Le ton cassant, presque pétrifiant, de Robespierre persistait dans la voix du président et continuait d'incommoder Adamsberg.
— Lui, le connaissez-vous ? enchaîna-t-il en lui tendant la photo de Victor.
— Un autre mort ? Un autre traître infâme ? dit Château en saisissant le portable que lui tendait le commissaire.
— L'avez-vous vu ici ?
— Cela va de soi. Il s'agit du secrétaire d'Henri Masfauré, prénommé Victor, bâtard et fils du peuple. Éliminé, lui aussi ? demanda-t-il froidement.

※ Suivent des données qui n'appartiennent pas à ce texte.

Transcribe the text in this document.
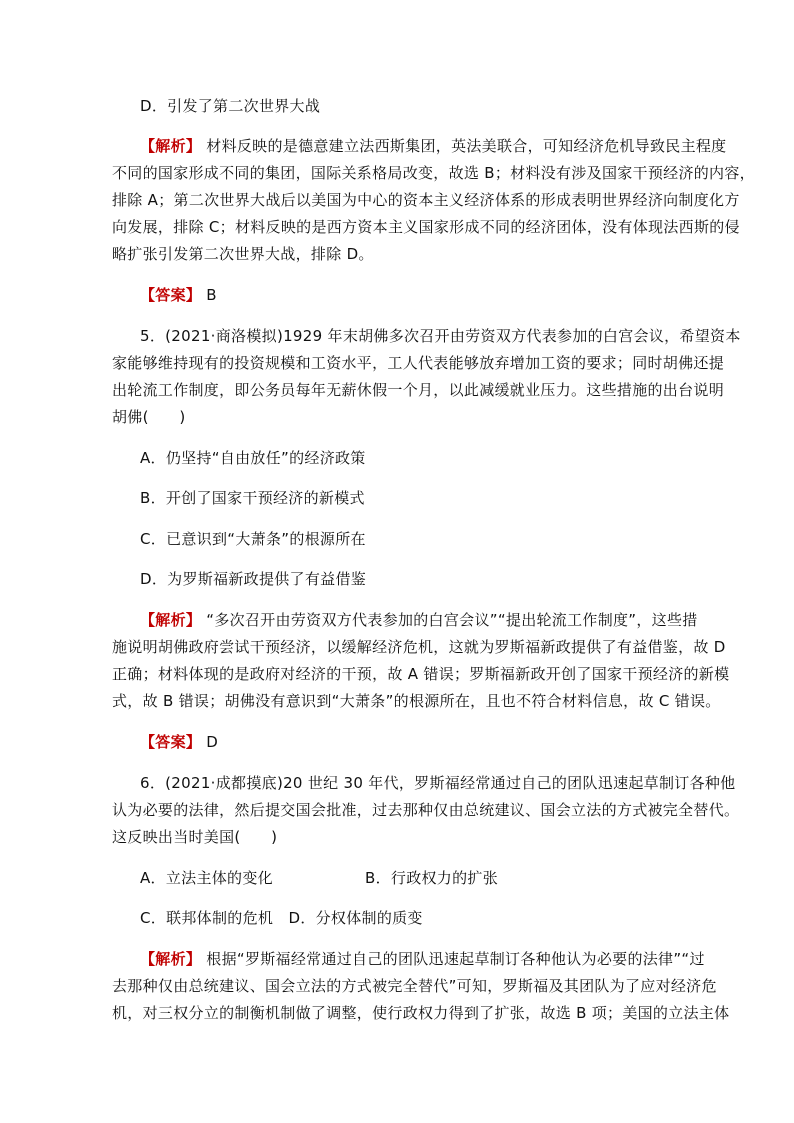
D．引发了第二次世界大战
【解析】 材料反映的是德意建立法西斯集团，英法美联合，可知经济危机导致民主程度
不同的国家形成不同的集团，国际关系格局改变，故选 B；材料没有涉及国家干预经济的内容，
排除 A；第二次世界大战后以美国为中心的资本主义经济体系的形成表明世界经济向制度化方
向发展，排除 C；材料反映的是西方资本主义国家形成不同的经济团体，没有体现法西斯的侵
略扩张引发第二次世界大战，排除 D。
【答案】 B
5．(2021·商洛模拟)1929 年末胡佛多次召开由劳资双方代表参加的白宫会议，希望资本
家能够维持现有的投资规模和工资水平，工人代表能够放弃增加工资的要求；同时胡佛还提
出轮流工作制度，即公务员每年无薪休假一个月，以此减缓就业压力。这些措施的出台说明
胡佛(　　)
A．仍坚持“自由放任”的经济政策
B．开创了国家干预经济的新模式
C．已意识到“大萧条”的根源所在
D．为罗斯福新政提供了有益借鉴
【解析】 “多次召开由劳资双方代表参加的白宫会议”“提出轮流工作制度”，这些措
施说明胡佛政府尝试干预经济，以缓解经济危机，这就为罗斯福新政提供了有益借鉴，故 D
正确；材料体现的是政府对经济的干预，故 A 错误；罗斯福新政开创了国家干预经济的新模
式，故 B 错误；胡佛没有意识到“大萧条”的根源所在，且也不符合材料信息，故 C 错误。
【答案】 D
6．(2021·成都摸底)20 世纪 30 年代，罗斯福经常通过自己的团队迅速起草制订各种他
认为必要的法律，然后提交国会批准，过去那种仅由总统建议、国会立法的方式被完全替代。
这反映出当时美国(　　)
A．立法主体的变化	B．行政权力的扩张
C．联邦体制的危机　D．分权体制的质变
【解析】 根据“罗斯福经常通过自己的团队迅速起草制订各种他认为必要的法律”“过
去那种仅由总统建议、国会立法的方式被完全替代”可知，罗斯福及其团队为了应对经济危
机，对三权分立的制衡机制做了调整，使行政权力得到了扩张，故选 B 项；美国的立法主体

— Encore vivant. Il accompagnait donc son patron lors de ses passages aux assemblées ?
— Henri ne se passait pas de son secrétaire. Victor obéit, Victor mémorise. Interrogez-le, lui aussi.
— C'est mon intention, répondit Adamsberg, conscient que, dans son rôle impérieux, Château venait de lui donner un ordre.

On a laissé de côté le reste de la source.